Ann Marie Is an Insanely Popular R&B Singer Hiding in Plain Sight

Ann Marie is an R&B star in a world that’s currently low on them. Much of her style feels like an anomaly: R&B’s streaming elite are typically mysterious mush-mouthed singers who forgo longing for drug-fueled existential dread. Ann Marie, along with a new class of singers like Ella Mai and Jacquees, offers an alternative, a sound modeled on the upbeat singers of the late ’90s and early 2000s rather than the dystopian haze put forward more recently
Marie’s voice is sweet and lilting, and her lyrics balance acidity with sincerity. Her face is front-and-center in all of her visuals, never obscured by smoke or darkness. Over the phone, she reveals her favorite singer growing up was Aaliyah — it it’s clear she used the singer’s blueprint as a study guide. “I just like her presence,” Marie says. “How she was like pretty in the face, but hood in the vibe.”
Joann Marie is 23 and hails from Englewood, a neighborhood on the South Side of Chicago. “Secret,” featuring YK Osiris, is her most prominent hit to date. Since January, the video has reached over 21 million views. During its three minute, she sells dreams of love, lust and loyalty so effectively that comments shipping the two musicians have received thousands of likes. Marie is adamant that she tries to make her videos as “believable as possible” and that type of wish fulfillment has given her YouTube presence a momentum that’s rarely achieved by most independent R&B artists. But it isn’t the extent of what makes her captivating.
Across Tripolar 2, her latest full-length project, Ann Marie sings like a rapper and raps like a singer. Her choruses soar and her verses forgo sentimentality for blunt, horny examinations of booze-filled and text-riddled romances destined to go nowhere. “Tripolar 2, all of them is freestyles,” she says of the album’s recording sessions and the project’s goal of fluidity. The tape’s high point arrives on “Worth It,” which sounds indebted to the Drake and Bryson Tiller class of slow, scornful jams. Over the downtempo beat, Marie fills the song with vicious bars aimed at a cheating lover who among other things is a “fraud” and “ain’t on shit.” The song is suffused with claustrophobia because Marie’s anger never boils over; she saves a uniquely cutting tone for each barb, but offers little in the way of catharsis.
At nine songs and 27 minutes, Tripolar 2 is devoid of padding and its noticeable focus makes it an easy frontrunner for one of the best R&B albums of 2019. The album’s guests — YK Osiris, Calboy, Yung Bleu — are a carefully selected who’s who of next-up rappers, each a few minutes from respective breakthroughs. Every song has a purpose; each vocal performance seems calibrated to reveal another facet that separates Marie from her peers.
Ann Marie is releasing some of the year’s best R&B, but it remains to be seen if she can reshape the genre (and the major media outlets covering it) in her image.
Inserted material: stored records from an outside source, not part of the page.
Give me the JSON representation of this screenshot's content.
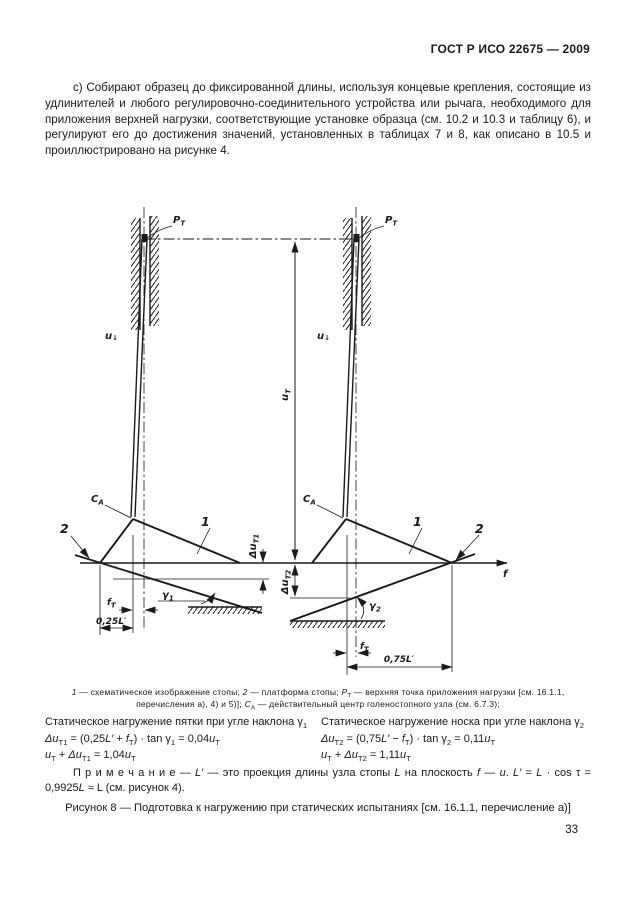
{
  "page": {
    "header": "ГОСТ Р ИСО 22675 — 2009",
    "number": "33"
  },
  "intro": {
    "text": "с) Собирают образец до фиксированной длины, используя концевые крепления, состоящие из удлинителей и любого регулировочно-соединительного устройства или рычага, необходимого для приложения верхней нагрузки, соответствующие установке образца (см. 10.2 и 10.3 и таблицу 6), и регулируют его до достижения значений, установленных в таблицах 7 и 8, как описано в 10.5 и проиллюстрировано на рисунке 4."
  },
  "figure": {
    "labels": {
      "pt_base": "P",
      "pt_sub": "Т",
      "ca_base": "C",
      "ca_sub": "А",
      "one": "1",
      "two": "2",
      "u_base": "u",
      "u_arrow": "↓",
      "ut_base": "u",
      "ut_sub": "Т",
      "dut1_base": "Δu",
      "dut1_sub": "Т1",
      "dut2_base": "Δu",
      "dut2_sub": "Т2",
      "g1_base": "γ",
      "g1_sub": "1",
      "g2_base": "γ",
      "g2_sub": "2",
      "ft_base": "f",
      "ft_sub": "Т",
      "dim_left": "0,25L′",
      "dim_right": "0,75L′",
      "axis_f": "f"
    },
    "legend_segments": [
      {
        "i": "1"
      },
      {
        "t": " — схематическое изображение стопы; "
      },
      {
        "i": "2"
      },
      {
        "t": " — платформа стопы; "
      },
      {
        "i": "P"
      },
      {
        "s": "Т"
      },
      {
        "t": " — верхняя точка приложения нагрузки [см. 16.1.1, перечисления а), 4) и 5)]; "
      },
      {
        "i": "C"
      },
      {
        "s": "А"
      },
      {
        "t": " — действительный центр голеностопного узла (см. 6.7.3);"
      }
    ],
    "caption": "Рисунок 8 — Подготовка к нагружению при статических испытаниях [см. 16.1.1, перечисление а)]"
  },
  "static_loading": {
    "left": {
      "title": [
        {
          "t": "Статическое нагружение пятки при угле наклона γ"
        },
        {
          "s": "1"
        }
      ],
      "formula1": [
        {
          "i": "Δu"
        },
        {
          "s": "Т1"
        },
        {
          "t": " = (0,25"
        },
        {
          "i": "L′"
        },
        {
          "t": " + "
        },
        {
          "i": "f"
        },
        {
          "s": "Т"
        },
        {
          "t": ") · tan γ"
        },
        {
          "s": "1"
        },
        {
          "t": " = 0,04"
        },
        {
          "i": "u"
        },
        {
          "s": "Т"
        }
      ],
      "formula2": [
        {
          "i": "u"
        },
        {
          "s": "Т"
        },
        {
          "t": " + "
        },
        {
          "i": "Δu"
        },
        {
          "s": "Т1"
        },
        {
          "t": " = 1,04"
        },
        {
          "i": "u"
        },
        {
          "s": "Т"
        }
      ]
    },
    "right": {
      "title": [
        {
          "t": "Статическое нагружение носка при угле наклона γ"
        },
        {
          "s": "2"
        }
      ],
      "formula1": [
        {
          "i": "Δu"
        },
        {
          "s": "Т2"
        },
        {
          "t": " = (0,75"
        },
        {
          "i": "L′"
        },
        {
          "t": " − "
        },
        {
          "i": "f"
        },
        {
          "s": "Т"
        },
        {
          "t": ") · tan γ"
        },
        {
          "s": "2"
        },
        {
          "t": " = 0,11"
        },
        {
          "i": "u"
        },
        {
          "s": "Т"
        }
      ],
      "formula2": [
        {
          "i": "u"
        },
        {
          "s": "Т"
        },
        {
          "t": " + "
        },
        {
          "i": "Δu"
        },
        {
          "s": "Т2"
        },
        {
          "t": " = 1,11"
        },
        {
          "i": "u"
        },
        {
          "s": "Т"
        }
      ]
    }
  },
  "note_segments": [
    {
      "t": "П р и м е ч а н и е — "
    },
    {
      "i": "L′"
    },
    {
      "t": " — это проекция длины узла стопы "
    },
    {
      "i": "L"
    },
    {
      "t": " на плоскость "
    },
    {
      "i": "f"
    },
    {
      "t": " — "
    },
    {
      "i": "u"
    },
    {
      "t": ". "
    },
    {
      "i": "L′"
    },
    {
      "t": " = "
    },
    {
      "i": "L"
    },
    {
      "t": " · cos τ = 0,9925"
    },
    {
      "i": "L"
    },
    {
      "t": " ≈ L (см. рисунок 4)."
    }
  ]
}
Android sagas, protest anthems, man-baby fantasies and sexless lyrics have monopolized most of the critical conversation over the last decade. Ann Marie’s straightforward confessions about daily romance is a compelling about-face, and a reminder that the most refreshing R&B in the room isn’t always the most ambitious. Sometimes it’s the honesty that cuts through.